Cross-Docking and Transloading Optimization
Cross-docking is the practice in logistics that allows various businesses to avoid traditional warehousing practices by unloading inbound shipments from delivery vehicles at the main distribution center, assembling them into final products or sorting them into mixed product pallets, and then loading them on outbound vehicles – all with as little material handling time as possible. For example, your business has 10 warehouses, and you need to deliver 1 item from each warehouse to 100 customers. Instead of planning 100 routes from each of your 10 warehouse to each customer and delivering 1 item at a time, you can plan 1 route from each warehouse to the main distribution center, assemble mixed product pallets from the received items, and then plan a couple of optimized routes for visiting all customers and delivering mixed product pallets. Cross-docking is a universal logistics practice that can be used by different business types and models, from vehicle manufacturing to grocery delivery. Moreover, certain groups of goods (i.e., perishable items, high-quality items that don’t need to be checked, pre-tagged and barcoded items that can be scanned, etc.) benefit from cross-docking more than from any other product transportation and handling methods. Thus, many companies of different size use cross-docking for:
- – Streamlining their supply chains from the point of origin to end customers or other assembly lines;
- – Minimizing the risks of their products being damaged;
- – Cutting warehouse and holding expenses by reducing the amount of manual labor, material handling time, electricity usage, government taxes, and more;
With Route4Me’s dynamic routing software, you can streamline your entire supply chain of cross-docking and transloading operations and transactions by planning optimized routes for transporting goods from multiple warehouses or vendors to a single distribution center as efficiently and fast as possible. Once the received goods are assembled into mixed product pallets, you can plan optimized routes with the most optimal stops sequences for distributing the final pallets to end customers, different assembly lines, or any other locations you can find on the map. Depending on the particular needs of your business or unique business model, you can use Route4Me for the following cross-docking types: Manufacturing Cross-Docking involves a central distribution center receiving inbound goods and materials that are required for manufacturing a particular production order. After that, the central distribution center sorts, configures, and assembles the received goods into the products that can be shipped to end customers or other locations (learn how to plan manufacturing cross-docking routes).

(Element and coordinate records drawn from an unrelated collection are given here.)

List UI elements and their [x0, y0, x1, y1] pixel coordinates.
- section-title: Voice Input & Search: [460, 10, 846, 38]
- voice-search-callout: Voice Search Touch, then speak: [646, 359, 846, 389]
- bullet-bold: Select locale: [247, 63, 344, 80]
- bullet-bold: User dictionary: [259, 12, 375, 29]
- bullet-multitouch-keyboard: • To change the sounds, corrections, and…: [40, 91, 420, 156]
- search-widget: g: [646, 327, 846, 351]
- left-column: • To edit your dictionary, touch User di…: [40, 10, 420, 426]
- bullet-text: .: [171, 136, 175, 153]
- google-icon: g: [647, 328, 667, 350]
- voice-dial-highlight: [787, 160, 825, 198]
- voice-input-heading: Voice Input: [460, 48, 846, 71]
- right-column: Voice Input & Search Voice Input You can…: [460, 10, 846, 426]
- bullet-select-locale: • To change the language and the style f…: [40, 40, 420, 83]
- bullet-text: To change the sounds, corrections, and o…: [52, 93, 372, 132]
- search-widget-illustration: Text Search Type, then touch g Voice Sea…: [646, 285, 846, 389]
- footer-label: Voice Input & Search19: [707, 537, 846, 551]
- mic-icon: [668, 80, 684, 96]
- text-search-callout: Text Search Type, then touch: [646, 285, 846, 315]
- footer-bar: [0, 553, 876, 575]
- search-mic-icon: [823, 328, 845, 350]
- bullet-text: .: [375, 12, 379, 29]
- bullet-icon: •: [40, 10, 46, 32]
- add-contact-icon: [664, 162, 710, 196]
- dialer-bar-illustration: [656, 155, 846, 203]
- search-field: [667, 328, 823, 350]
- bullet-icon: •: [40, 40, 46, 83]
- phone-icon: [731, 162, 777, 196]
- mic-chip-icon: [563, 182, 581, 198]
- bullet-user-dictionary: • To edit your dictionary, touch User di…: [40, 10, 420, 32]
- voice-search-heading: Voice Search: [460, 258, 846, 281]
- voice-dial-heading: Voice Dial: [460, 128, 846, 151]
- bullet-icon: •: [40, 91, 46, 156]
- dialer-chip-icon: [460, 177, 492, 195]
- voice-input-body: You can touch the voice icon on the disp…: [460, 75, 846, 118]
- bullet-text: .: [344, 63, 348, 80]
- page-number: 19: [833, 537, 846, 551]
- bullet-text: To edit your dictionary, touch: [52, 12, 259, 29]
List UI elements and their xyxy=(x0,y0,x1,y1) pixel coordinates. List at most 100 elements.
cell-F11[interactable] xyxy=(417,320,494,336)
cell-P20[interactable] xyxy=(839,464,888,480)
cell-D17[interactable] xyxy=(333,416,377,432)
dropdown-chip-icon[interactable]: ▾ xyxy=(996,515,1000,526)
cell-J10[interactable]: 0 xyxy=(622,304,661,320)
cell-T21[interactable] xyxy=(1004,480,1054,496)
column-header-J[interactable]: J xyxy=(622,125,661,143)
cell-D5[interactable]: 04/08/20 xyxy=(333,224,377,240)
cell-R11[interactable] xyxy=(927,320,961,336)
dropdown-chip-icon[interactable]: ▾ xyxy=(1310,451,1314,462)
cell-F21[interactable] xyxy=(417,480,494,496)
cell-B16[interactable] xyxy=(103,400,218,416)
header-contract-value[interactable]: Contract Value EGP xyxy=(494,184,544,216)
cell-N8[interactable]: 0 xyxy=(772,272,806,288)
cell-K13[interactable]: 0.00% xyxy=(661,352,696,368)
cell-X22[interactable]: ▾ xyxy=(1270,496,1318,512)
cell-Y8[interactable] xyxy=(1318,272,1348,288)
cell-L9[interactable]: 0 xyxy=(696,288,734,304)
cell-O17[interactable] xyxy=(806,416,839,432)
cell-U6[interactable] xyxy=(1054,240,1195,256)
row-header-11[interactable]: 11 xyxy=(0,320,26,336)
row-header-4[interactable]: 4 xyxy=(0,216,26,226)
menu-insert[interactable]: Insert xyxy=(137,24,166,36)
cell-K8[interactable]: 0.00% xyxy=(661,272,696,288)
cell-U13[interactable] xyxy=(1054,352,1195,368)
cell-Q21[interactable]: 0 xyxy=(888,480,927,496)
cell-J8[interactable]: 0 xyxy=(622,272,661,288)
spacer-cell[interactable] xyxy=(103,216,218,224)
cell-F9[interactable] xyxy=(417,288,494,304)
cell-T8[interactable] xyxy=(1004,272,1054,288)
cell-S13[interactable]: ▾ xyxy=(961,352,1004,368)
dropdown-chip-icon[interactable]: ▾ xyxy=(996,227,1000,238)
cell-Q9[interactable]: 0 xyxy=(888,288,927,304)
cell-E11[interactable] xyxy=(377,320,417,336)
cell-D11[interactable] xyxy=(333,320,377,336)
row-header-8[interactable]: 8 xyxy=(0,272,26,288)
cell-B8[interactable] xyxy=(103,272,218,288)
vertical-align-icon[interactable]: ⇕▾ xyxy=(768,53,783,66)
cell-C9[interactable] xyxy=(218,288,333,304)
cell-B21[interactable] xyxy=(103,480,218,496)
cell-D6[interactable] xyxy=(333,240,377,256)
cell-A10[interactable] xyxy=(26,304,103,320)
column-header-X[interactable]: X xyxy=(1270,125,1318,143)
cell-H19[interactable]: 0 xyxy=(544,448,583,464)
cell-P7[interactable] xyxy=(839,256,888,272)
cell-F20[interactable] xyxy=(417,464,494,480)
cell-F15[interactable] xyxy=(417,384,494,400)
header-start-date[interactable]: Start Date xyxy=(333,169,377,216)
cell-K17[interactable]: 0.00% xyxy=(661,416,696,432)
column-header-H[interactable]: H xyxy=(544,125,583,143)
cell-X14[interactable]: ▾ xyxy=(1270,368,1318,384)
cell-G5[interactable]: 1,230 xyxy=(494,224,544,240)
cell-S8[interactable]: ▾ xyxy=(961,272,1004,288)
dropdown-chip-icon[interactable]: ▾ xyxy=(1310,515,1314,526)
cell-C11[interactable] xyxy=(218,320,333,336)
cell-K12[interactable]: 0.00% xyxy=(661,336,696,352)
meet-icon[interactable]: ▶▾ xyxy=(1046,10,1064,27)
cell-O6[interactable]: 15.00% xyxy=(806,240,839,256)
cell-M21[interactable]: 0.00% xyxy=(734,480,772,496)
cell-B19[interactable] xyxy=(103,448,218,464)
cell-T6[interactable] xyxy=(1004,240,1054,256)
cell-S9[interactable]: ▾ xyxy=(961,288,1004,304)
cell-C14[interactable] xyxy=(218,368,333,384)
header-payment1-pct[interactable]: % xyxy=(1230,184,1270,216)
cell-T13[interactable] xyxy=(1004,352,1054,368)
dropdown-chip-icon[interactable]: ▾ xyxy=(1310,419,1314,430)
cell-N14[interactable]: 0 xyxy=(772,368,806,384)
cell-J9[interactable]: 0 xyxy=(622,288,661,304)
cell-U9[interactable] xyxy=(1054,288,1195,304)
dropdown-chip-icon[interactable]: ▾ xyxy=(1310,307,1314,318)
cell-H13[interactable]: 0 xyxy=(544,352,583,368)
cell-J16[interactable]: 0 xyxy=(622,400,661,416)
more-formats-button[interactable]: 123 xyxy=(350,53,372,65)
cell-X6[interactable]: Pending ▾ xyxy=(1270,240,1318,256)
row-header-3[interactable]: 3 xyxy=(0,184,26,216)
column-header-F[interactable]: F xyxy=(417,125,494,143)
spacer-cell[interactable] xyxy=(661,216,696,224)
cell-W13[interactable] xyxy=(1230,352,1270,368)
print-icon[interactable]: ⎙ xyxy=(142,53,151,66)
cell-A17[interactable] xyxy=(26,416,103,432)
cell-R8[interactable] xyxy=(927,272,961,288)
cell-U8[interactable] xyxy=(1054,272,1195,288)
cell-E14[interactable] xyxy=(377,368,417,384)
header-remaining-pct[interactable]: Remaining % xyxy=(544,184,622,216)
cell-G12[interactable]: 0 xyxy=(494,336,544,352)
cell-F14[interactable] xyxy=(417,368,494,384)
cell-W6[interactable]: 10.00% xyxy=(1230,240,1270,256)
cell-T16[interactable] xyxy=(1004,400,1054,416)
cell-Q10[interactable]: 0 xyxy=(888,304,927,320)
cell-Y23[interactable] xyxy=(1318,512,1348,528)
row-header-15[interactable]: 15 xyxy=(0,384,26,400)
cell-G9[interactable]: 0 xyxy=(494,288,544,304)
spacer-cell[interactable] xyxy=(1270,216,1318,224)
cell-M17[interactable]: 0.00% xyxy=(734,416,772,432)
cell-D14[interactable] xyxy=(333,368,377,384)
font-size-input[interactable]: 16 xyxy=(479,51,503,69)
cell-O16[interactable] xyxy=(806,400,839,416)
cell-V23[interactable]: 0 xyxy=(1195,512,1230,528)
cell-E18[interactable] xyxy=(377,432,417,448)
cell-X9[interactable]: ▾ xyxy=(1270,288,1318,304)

Distributor Cross-Docking involves a central distribution center that consolidates inbound products or goods received from multiple vendors into the outbound mixed product pallets. Thus, once each mixed pallet is assembled from the different received product types, it is delivered to the end customer or another production line (learn how to plan distributor cross-docking routes).
Transportation Cross-Docking (TCD) is used for gaining economies of scale by receiving shipments from multiple carriers or suppliers in the less-than-truckload (LTL) and consolidating them into full truckload (FTL) shipments in the distribution center from where they are shipped to end customers (learn how to plan transportation cross-docking routes).
Retail Cross-Docking is used for sorting the products received from different vendors and suppliers into consolidated mixed product pallets that are loaded onto outbound trucks and delivered to different retail stores (learn how to plan retail cross-docking routes).